I've remembered one not so obvious feature of TCP sockets behavour. If the connection is closed on the server side (i.e. on the client side the socket is in CLOSE_WAIT state), **write() will not fail**, and data will go to no nowhere.
https://stackoverflow.com/questions/26130010/avoiding-dataloss-in-go-when-writing-with-close-wait-socket In my case (I was working with REDIS KVS at the moment) exact scenario was as follows: * prog gets EPOLLOUT (write() won't block) * prog writes()'s data to REDIS ("successfully") * prog gets EPOLLERR|EPOLLHUP After this I see that I need to reconnect, but I've already send some data which had gone to nowhere.
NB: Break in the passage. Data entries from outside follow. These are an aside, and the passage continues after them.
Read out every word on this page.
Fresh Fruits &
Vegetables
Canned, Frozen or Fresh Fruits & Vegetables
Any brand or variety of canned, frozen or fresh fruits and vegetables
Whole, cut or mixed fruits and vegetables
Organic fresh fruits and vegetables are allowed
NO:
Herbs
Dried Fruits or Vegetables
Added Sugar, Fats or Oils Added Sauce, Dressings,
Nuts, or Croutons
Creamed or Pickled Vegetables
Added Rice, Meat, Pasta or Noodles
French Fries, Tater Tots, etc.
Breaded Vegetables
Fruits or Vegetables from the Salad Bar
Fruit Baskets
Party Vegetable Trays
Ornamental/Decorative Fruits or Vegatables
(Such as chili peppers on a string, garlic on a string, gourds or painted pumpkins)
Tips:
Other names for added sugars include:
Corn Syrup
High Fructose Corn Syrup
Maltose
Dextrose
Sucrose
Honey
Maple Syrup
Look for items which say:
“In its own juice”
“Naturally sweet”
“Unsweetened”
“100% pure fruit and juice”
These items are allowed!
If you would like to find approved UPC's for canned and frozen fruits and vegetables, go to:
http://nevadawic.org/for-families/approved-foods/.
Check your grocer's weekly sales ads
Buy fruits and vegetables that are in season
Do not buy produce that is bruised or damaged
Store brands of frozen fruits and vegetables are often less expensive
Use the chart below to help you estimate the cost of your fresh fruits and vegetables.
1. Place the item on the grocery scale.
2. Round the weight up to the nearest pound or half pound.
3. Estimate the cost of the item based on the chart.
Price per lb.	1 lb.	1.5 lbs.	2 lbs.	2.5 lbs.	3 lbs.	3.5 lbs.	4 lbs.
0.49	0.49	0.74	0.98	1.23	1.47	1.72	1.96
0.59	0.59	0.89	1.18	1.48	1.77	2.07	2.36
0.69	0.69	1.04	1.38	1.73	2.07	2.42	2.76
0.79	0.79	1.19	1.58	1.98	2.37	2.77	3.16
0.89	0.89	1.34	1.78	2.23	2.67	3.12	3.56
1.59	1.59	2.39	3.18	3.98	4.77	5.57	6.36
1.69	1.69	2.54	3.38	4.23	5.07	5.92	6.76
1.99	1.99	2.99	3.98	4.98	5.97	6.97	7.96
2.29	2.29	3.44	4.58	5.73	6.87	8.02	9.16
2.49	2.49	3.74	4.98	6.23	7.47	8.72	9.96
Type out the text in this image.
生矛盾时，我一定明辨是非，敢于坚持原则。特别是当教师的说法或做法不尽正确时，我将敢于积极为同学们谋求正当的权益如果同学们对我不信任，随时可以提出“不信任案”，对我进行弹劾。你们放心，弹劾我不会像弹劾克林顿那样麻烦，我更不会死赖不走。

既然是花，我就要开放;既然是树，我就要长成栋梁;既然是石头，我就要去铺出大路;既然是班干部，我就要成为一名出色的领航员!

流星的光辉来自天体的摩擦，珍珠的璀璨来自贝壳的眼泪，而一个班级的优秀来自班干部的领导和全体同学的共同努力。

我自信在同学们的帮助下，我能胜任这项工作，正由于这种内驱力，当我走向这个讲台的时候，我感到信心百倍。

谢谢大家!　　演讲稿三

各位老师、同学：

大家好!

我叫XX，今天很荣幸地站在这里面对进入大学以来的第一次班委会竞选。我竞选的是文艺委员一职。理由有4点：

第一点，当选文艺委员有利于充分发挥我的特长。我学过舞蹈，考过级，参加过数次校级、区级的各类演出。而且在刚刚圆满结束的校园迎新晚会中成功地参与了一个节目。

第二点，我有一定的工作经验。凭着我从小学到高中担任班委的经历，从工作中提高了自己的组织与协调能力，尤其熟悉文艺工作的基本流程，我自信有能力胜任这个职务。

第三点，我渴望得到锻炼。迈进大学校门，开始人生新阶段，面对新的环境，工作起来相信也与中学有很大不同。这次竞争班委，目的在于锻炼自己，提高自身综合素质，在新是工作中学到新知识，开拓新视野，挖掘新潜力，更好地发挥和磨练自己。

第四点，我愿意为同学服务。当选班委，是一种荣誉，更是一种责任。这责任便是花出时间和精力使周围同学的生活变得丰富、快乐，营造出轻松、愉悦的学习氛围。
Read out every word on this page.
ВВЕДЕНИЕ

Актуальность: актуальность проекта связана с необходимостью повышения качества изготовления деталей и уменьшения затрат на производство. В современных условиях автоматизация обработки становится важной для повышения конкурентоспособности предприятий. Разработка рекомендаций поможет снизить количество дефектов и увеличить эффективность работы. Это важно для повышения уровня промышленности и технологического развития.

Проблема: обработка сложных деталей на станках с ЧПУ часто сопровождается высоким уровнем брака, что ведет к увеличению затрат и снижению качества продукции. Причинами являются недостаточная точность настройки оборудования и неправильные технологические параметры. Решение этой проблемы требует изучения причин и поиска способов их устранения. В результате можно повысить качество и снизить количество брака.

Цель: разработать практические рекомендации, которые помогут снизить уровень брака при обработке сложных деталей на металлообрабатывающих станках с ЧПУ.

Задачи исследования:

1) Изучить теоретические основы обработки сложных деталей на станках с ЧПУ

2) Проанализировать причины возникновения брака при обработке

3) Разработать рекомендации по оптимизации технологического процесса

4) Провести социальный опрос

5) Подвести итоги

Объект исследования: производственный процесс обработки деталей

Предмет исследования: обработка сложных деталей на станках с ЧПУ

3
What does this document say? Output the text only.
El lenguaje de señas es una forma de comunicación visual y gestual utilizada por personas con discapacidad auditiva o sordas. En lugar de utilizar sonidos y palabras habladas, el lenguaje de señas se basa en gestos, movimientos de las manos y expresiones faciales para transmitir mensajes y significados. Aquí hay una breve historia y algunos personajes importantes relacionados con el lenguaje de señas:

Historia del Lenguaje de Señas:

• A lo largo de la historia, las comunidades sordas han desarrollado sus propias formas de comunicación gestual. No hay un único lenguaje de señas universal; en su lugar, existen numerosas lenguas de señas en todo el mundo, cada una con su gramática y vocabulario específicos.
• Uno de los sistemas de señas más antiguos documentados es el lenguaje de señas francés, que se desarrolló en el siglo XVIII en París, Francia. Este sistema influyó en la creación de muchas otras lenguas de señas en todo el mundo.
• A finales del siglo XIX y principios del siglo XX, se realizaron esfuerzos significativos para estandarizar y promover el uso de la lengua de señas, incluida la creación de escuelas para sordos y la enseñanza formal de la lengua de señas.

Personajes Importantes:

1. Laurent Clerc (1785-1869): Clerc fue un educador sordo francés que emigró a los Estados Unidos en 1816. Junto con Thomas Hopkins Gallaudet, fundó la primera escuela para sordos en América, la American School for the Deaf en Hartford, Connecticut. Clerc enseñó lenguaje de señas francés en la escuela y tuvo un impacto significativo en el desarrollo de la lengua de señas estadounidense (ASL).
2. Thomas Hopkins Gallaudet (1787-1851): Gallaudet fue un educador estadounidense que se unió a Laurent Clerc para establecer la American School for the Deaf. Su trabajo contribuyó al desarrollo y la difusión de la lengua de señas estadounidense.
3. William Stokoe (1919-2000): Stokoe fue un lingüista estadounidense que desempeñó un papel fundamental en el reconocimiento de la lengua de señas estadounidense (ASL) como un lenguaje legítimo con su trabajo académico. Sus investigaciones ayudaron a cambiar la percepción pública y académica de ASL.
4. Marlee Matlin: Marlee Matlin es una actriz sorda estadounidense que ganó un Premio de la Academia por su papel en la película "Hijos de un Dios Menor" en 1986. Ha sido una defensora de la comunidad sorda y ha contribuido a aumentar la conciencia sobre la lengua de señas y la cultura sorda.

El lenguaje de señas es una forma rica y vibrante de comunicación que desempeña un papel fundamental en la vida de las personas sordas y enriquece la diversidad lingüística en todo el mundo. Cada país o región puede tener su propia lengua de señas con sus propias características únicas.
People sometimes recommend using usual non-blocking sockets, but it is not the case.
Feb 24 2022
parent eugene <dee0xeed gmail.com> writes:
On Thursday, 24 February 2022 at 09:11:01 UTC, eugene wrote:
 In my case (I was working with REDIS KVS at the moment)
 exact scenario was as follows:

 * prog gets EPOLLOUT (write() won't block)
 * prog writes()'s data to REDIS ("successfully")
 * prog gets EPOLLERR|EPOLLHUP

 After this I see that I need to reconnect, but I've already send
 some data which had gone to nowhere.

 People sometimes recommend using usual non-blocking sockets,
 but it is not the case.
errhh... usual **blocking** sockets, of course. however then I have to deal with multiprocess/multithread architechture, but my goal was *fine-graned* concurrency within single process.
Feb 24 2022